Legal Aid Reform
The main news this week was the announcement that implementation of the legal aid reform programme has been delayed by 6 months to April 2013. So what does it mean?
Fee cuts to civil and criminal work have already happened, and family follows in February 2012. Those cuts are not affected. New family contracts will start in February 2012, and they too are not affected.
The telephone gateway, the proposed civil and family scope cuts and the changes to eligibility will now take place in April 2013. This probably means that there will be a consultation in spring / summer 2012 and a tender exercise in autumn 2012. The abolition of the LSC will also take place in April 2013.
The consultation on criminal competitive tendering will now take place in Autumn 2013, with tendering in Autumn 2014 and price-based contracts in 2015, with civil and family to follow at some point thereafter.
It is really important to note that this announcement makes no difference to the substance, merely the timing, of the government’s plans.
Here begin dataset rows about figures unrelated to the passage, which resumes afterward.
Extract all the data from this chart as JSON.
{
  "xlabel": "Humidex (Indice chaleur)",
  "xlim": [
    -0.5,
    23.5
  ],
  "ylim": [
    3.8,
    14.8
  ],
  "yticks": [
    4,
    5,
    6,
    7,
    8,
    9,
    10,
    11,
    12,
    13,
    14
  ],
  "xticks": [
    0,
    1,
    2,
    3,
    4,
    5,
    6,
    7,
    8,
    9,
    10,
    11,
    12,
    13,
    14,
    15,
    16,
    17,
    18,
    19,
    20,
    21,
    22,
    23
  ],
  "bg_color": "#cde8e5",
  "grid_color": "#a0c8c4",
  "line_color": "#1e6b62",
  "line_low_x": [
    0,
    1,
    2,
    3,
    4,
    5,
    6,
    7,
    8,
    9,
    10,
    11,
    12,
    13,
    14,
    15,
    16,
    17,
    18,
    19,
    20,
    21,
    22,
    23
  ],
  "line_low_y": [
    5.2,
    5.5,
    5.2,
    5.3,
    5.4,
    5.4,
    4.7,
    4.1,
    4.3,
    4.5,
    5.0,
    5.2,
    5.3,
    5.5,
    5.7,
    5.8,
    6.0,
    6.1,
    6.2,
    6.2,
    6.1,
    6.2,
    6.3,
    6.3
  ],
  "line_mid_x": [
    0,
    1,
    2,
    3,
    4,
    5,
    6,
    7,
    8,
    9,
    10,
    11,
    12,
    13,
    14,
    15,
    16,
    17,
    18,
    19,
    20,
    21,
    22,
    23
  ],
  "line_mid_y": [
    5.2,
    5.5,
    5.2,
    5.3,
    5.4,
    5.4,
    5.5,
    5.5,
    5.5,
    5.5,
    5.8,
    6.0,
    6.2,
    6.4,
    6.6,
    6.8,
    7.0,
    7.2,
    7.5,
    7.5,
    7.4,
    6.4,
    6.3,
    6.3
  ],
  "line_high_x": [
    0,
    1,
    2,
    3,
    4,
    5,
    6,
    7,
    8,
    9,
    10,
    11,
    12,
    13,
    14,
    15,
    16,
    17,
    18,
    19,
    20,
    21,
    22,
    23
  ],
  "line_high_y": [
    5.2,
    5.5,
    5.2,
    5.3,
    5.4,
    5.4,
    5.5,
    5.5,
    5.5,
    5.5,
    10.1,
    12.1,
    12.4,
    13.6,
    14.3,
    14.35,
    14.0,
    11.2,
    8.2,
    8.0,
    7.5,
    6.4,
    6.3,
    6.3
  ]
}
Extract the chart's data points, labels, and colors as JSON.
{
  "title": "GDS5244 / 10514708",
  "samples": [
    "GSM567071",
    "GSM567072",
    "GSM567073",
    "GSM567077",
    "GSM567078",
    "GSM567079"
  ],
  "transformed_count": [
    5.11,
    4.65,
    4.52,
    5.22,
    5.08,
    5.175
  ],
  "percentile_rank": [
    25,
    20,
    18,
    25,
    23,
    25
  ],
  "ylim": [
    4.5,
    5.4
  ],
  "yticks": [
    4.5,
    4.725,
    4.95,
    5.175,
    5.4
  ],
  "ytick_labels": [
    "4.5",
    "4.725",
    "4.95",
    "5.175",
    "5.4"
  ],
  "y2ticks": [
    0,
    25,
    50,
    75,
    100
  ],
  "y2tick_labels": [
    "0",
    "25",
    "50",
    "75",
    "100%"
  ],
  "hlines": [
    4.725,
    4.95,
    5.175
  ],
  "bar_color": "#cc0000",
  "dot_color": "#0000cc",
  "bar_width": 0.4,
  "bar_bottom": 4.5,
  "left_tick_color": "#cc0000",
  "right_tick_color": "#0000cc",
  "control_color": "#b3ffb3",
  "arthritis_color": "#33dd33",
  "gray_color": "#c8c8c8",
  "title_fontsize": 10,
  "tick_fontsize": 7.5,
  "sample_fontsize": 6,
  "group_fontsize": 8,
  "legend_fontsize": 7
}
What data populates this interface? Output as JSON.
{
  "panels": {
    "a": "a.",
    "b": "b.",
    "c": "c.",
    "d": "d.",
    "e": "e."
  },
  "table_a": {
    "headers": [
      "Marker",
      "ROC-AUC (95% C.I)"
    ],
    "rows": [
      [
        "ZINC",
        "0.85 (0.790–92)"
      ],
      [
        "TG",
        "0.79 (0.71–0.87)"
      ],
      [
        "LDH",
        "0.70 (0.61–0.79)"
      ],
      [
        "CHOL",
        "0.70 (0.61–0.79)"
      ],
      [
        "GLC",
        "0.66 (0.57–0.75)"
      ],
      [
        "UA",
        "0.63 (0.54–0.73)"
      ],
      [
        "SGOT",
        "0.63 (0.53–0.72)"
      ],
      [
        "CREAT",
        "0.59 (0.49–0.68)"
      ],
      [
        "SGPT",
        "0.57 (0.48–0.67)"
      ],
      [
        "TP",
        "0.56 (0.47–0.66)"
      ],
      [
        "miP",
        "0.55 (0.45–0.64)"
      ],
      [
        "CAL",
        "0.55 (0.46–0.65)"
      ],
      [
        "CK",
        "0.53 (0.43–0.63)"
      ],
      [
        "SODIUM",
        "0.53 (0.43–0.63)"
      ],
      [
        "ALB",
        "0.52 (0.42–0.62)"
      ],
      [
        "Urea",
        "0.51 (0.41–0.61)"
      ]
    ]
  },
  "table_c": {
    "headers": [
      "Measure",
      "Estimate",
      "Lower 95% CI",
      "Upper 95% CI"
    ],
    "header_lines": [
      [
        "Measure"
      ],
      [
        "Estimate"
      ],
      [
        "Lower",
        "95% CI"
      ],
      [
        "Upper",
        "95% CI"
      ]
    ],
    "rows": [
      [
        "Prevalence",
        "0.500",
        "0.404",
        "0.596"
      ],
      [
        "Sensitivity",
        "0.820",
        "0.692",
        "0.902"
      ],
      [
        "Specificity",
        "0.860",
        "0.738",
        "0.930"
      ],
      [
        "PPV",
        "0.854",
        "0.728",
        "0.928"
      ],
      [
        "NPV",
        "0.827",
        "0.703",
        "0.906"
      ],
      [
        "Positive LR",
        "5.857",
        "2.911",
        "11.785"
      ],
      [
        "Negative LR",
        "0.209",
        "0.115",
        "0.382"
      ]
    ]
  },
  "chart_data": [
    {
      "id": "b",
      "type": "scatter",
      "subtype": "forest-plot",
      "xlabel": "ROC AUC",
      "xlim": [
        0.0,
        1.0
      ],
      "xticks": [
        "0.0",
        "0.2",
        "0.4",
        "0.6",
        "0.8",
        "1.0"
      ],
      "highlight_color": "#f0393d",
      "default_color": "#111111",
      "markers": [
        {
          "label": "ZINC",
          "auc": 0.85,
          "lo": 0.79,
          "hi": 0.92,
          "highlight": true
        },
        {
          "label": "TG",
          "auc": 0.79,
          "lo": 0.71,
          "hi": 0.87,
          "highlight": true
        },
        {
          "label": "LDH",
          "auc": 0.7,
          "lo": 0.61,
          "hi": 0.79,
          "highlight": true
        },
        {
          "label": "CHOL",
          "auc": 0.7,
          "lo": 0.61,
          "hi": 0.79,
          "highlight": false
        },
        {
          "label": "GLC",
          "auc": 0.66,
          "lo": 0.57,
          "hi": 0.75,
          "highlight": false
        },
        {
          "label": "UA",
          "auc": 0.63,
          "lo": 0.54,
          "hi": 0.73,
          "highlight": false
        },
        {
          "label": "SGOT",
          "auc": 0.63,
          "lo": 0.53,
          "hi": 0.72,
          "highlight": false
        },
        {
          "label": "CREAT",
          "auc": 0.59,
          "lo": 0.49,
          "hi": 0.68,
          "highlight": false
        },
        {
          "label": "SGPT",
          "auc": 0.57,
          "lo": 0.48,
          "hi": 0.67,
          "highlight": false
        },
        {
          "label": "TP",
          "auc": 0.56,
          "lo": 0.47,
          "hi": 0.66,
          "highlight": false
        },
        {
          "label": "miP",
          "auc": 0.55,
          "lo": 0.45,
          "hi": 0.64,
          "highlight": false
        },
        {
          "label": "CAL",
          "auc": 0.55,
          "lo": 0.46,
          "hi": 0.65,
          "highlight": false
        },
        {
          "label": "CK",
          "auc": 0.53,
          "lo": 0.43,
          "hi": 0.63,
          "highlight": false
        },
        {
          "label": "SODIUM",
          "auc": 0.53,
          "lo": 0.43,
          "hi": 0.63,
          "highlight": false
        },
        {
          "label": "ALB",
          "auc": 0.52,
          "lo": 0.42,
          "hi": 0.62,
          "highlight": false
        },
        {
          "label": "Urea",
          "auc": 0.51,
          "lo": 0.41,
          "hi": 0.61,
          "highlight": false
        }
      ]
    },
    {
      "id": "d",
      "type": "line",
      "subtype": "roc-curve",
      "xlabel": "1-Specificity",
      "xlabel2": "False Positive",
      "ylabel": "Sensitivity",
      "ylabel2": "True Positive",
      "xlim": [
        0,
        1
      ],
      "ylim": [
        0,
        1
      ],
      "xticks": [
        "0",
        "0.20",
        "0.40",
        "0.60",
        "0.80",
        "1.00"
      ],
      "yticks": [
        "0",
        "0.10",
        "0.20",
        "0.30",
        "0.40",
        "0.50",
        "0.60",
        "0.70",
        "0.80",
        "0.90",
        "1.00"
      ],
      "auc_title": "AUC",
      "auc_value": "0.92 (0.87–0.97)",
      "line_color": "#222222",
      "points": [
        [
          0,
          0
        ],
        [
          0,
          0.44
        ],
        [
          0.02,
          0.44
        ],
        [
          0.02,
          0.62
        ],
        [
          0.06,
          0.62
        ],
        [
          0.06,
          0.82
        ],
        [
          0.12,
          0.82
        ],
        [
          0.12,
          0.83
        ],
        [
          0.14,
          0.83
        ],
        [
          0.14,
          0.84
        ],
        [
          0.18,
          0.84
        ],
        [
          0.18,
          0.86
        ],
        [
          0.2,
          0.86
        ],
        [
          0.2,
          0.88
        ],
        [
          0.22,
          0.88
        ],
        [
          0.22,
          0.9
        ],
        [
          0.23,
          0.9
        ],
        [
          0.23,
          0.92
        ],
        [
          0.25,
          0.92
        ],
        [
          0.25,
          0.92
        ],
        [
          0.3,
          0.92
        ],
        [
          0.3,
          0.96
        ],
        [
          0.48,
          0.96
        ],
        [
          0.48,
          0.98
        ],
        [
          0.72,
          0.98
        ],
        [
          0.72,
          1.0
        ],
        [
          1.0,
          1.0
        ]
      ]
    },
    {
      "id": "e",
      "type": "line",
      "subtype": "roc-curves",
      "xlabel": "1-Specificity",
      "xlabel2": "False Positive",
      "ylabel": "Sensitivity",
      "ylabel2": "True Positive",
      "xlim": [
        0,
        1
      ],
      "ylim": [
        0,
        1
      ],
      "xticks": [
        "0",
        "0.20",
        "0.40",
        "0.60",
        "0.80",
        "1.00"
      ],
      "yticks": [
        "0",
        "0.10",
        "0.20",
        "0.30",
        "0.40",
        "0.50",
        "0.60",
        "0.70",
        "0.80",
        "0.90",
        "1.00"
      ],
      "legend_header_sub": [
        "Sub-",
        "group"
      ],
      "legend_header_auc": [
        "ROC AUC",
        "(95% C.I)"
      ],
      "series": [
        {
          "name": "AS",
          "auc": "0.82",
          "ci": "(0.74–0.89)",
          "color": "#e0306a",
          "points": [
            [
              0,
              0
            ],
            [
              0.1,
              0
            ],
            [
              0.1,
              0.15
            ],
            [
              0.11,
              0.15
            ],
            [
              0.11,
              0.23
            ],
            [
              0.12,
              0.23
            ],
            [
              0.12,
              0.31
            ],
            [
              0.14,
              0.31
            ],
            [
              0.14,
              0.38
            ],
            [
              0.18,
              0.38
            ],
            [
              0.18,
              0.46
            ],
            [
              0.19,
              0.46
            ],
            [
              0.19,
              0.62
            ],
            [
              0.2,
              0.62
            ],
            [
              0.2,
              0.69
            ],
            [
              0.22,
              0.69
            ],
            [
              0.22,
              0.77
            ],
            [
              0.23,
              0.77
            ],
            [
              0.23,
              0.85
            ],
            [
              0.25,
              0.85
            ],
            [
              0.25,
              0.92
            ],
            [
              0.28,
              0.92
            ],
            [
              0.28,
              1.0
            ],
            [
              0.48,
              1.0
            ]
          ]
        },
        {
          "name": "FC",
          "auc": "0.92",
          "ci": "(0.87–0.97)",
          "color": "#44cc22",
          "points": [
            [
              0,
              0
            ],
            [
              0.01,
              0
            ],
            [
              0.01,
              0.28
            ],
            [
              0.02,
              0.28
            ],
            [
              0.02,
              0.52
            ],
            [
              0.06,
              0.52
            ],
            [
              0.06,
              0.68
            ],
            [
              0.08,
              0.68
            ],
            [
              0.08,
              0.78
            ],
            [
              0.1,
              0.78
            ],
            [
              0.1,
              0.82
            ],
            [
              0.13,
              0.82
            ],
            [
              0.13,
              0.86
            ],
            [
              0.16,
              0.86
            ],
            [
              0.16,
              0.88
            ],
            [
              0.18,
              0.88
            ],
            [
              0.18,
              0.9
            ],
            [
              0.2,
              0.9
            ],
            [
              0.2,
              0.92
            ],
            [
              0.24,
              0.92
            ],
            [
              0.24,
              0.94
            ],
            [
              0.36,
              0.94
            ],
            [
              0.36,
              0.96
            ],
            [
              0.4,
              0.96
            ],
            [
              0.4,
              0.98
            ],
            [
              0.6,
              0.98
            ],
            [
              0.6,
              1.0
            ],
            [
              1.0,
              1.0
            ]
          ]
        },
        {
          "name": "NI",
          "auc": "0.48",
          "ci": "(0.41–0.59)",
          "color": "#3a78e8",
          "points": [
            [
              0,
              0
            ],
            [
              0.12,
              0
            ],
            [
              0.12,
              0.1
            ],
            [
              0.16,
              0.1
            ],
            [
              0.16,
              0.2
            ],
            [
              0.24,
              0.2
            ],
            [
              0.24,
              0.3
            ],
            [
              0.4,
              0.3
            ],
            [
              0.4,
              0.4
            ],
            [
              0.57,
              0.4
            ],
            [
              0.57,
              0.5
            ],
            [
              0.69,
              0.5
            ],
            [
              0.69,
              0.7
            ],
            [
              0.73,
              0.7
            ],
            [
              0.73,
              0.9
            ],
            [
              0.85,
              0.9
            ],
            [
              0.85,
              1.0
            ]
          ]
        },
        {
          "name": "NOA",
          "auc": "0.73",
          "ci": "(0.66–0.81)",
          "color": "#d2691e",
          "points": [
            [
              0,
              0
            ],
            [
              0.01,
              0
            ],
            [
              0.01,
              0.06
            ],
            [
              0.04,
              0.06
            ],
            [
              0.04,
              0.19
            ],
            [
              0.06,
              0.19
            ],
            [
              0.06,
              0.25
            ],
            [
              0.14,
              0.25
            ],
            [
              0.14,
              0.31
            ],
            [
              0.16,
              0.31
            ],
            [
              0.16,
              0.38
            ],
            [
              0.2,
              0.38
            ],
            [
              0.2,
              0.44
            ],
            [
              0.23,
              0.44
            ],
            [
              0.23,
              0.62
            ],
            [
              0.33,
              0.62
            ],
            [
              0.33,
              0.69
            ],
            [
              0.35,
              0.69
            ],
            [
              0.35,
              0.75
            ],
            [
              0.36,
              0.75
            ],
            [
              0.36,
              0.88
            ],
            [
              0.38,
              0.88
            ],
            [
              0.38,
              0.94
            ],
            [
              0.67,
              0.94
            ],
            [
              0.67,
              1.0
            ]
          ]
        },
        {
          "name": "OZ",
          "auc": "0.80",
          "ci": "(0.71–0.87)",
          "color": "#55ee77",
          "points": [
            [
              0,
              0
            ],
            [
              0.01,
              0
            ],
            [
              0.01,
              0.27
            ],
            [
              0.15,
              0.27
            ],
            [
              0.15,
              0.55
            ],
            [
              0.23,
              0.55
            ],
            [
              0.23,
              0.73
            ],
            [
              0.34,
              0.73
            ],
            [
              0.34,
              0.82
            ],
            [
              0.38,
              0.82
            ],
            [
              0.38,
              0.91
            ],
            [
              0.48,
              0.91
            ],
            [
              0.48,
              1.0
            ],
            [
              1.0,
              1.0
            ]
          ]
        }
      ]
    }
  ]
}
The parliamentary timetable is unaltered and it will be in the House of Lords over the next 3 months or so that the final shape of the new legal aid scheme will emerge.
Following the Henthorn judgement, the Law Society have released a statement with some advice to practitioners, with the promise of more to follow. They recommend that solicitors change their file retention policy to keep closed files for at least six years following assessment of costs rather than the end of the case. The Law Society is pursuing its complaint of maladministration to the Parliamentary Ombudsman and promising to intervene in any Supreme Court appeal that may take place. In the meantime, solicitors confronted with a demand for repayment from the LSC are referred to Focus 34 and Focus 41. See also the deed of settlement following the 2007 JR.
Crimeline reported this week a judgement from the High Court, Lord Chancellor v McClarty & Co. Before the Costs Judge, the solicitors had been allowed to claim time spent in listening to audio tapes not transcribed as special preparation, on the basis that they were capable of being reduced to pages of evidence even though they had not in fact been transcribed. On appeal, it was held that that was outside what was allowed in the Regulations. Special preparation can only be claimed for “pages” and “documents”, which includes written material served electronically, but not audio or video material. It was also held that there is no power to pay enhanced rates for special preparation.